Department | Department of Mechanical Engineering |

Supervisor | Professor Emeritus Miles Rubin |

Full Thesis text |

This work is divided into two independent parts which focus attention on two different aspects of the problem of spherical cavity expansion.

The first part considers the initial small deformation response of an elastic - perfectly - plastic material to an abrupt loading on the cavity’s surface which initially causes plastic response in a region near the cavity. The cavity is bounded by an elastic - plastic boundary, a linear elastic response in a region bounded by the elastic - plastic boundary and by an elastic precursor, and the rest of the material which remains undisturbed. This stage of the expansion process, in which the elastic plastic boundary is propagating at a constant speed, is called “The starting problem” and it can be solved analytically to obtain the displacement fields in both regions. Two termination conditions for the problem will be examined and it will be seen that the starting problem terminates when either the jump in radial stress or the loading function vanishes at the elastic - plastic boundary.

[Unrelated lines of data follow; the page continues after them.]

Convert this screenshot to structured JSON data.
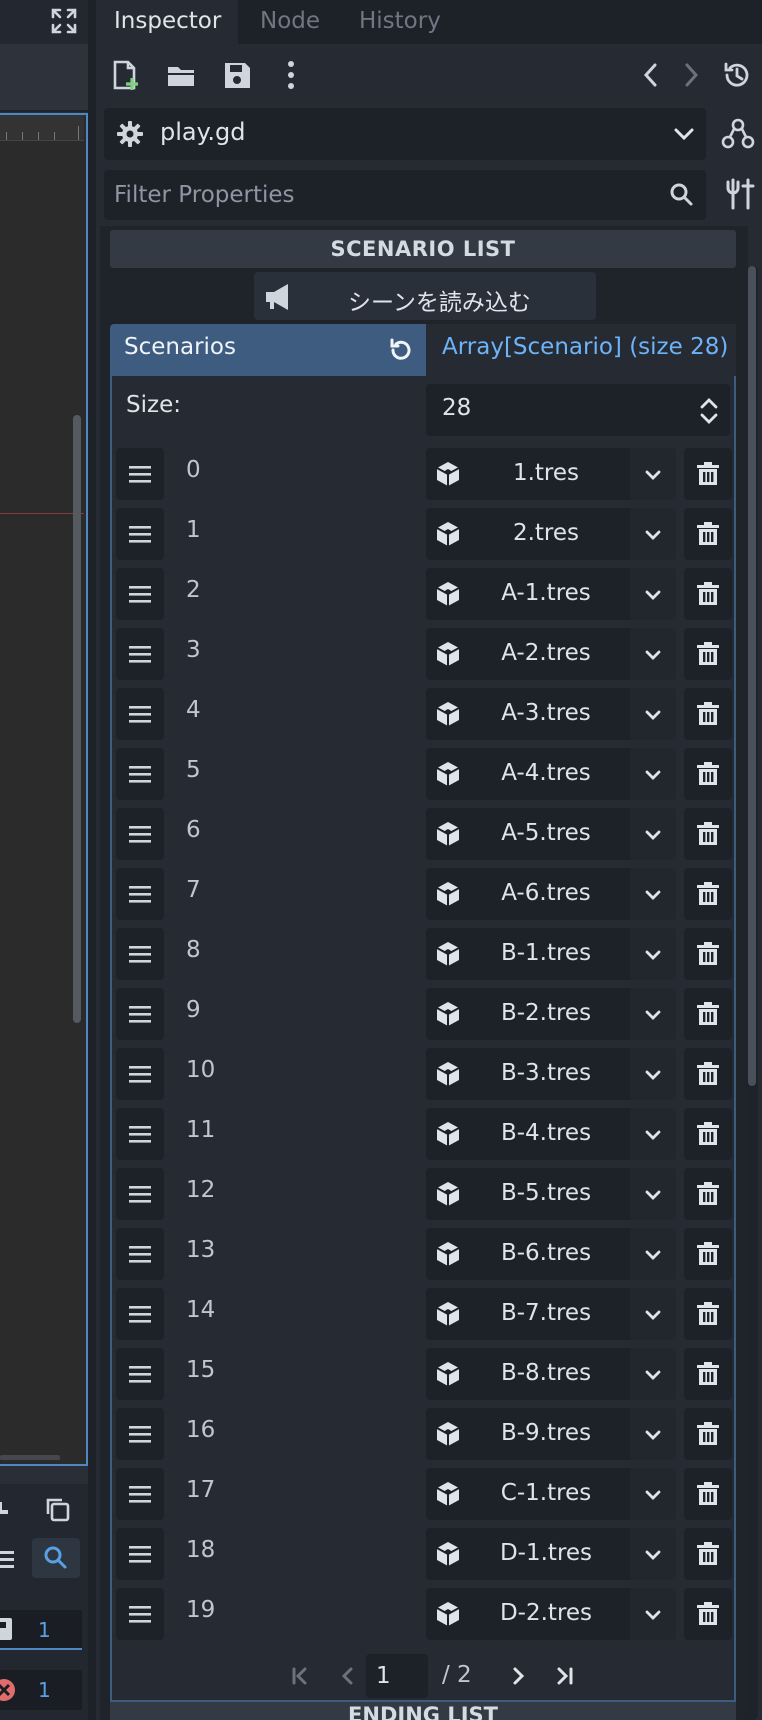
{
  "tabs": [
    {
      "label": "Inspector",
      "active": true
    },
    {
      "label": "Node",
      "active": false
    },
    {
      "label": "History",
      "active": false
    }
  ],
  "toolbar_icons": [
    "new-resource-icon",
    "open-folder-icon",
    "save-icon",
    "more-vertical-icon",
    "back-icon",
    "forward-icon",
    "history-icon"
  ],
  "resource": {
    "name": "play.gd",
    "icon": "gear-icon"
  },
  "filter": {
    "placeholder": "Filter Properties"
  },
  "section": {
    "title": "SCENARIO LIST",
    "next_title": "ENDING LIST"
  },
  "load_button": {
    "label": "シーンを読み込む",
    "icon": "megaphone-icon"
  },
  "array": {
    "label": "Scenarios",
    "type_label": "Array[Scenario] (size 28)",
    "size_label": "Size:",
    "size": "28",
    "items": [
      {
        "index": "0",
        "value": "1.tres"
      },
      {
        "index": "1",
        "value": "2.tres"
      },
      {
        "index": "2",
        "value": "A-1.tres"
      },
      {
        "index": "3",
        "value": "A-2.tres"
      },
      {
        "index": "4",
        "value": "A-3.tres"
      },
      {
        "index": "5",
        "value": "A-4.tres"
      },
      {
        "index": "6",
        "value": "A-5.tres"
      },
      {
        "index": "7",
        "value": "A-6.tres"
      },
      {
        "index": "8",
        "value": "B-1.tres"
      },
      {
        "index": "9",
        "value": "B-2.tres"
      },
      {
        "index": "10",
        "value": "B-3.tres"
      },
      {
        "index": "11",
        "value": "B-4.tres"
      },
      {
        "index": "12",
        "value": "B-5.tres"
      },
      {
        "index": "13",
        "value": "B-6.tres"
      },
      {
        "index": "14",
        "value": "B-7.tres"
      },
      {
        "index": "15",
        "value": "B-8.tres"
      },
      {
        "index": "16",
        "value": "B-9.tres"
      },
      {
        "index": "17",
        "value": "C-1.tres"
      },
      {
        "index": "18",
        "value": "D-1.tres"
      },
      {
        "index": "19",
        "value": "D-2.tres"
      }
    ],
    "page": "1",
    "page_total": "/ 2"
  },
  "left_panel": {
    "row_counts": [
      "1",
      "1"
    ]
  },
  "colors": {
    "accent": "#4f87c2",
    "accent_text": "#6db3f8",
    "panel": "#262b33",
    "field": "#1d2229"
  }
}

In the second part of the work, a new approach to analyzing penetration mechanics will be compared to a classical one. Specifically, the analytical solution of an ovoid of Rankin shaped projectile penetrating a semi infinite elastic - perfectly plastic target will be used in order to examine the classical cavity expansion approach which uses the steady state solution of a spherical cavity expansion problem in order to find the pressure acting on the projectile’s surface. It is shown that for penetration speeds less than a critical value the target material remains in contact with the projectile, the drag due to inertia vanishes and the drag force due to plastic flow is constant. In contrast, for penetration speeds above this critical value the target material separates from the projectile and the drag force due to inertia depends quadratically on the penetration speed. Moreover, it is shown that in the classical cavity expansion model the drag force acting on the projectile depends on the speed of penetration even at velocities for which the target remains in full contact with the projectile, thus questioning the physical validity of the classical approach.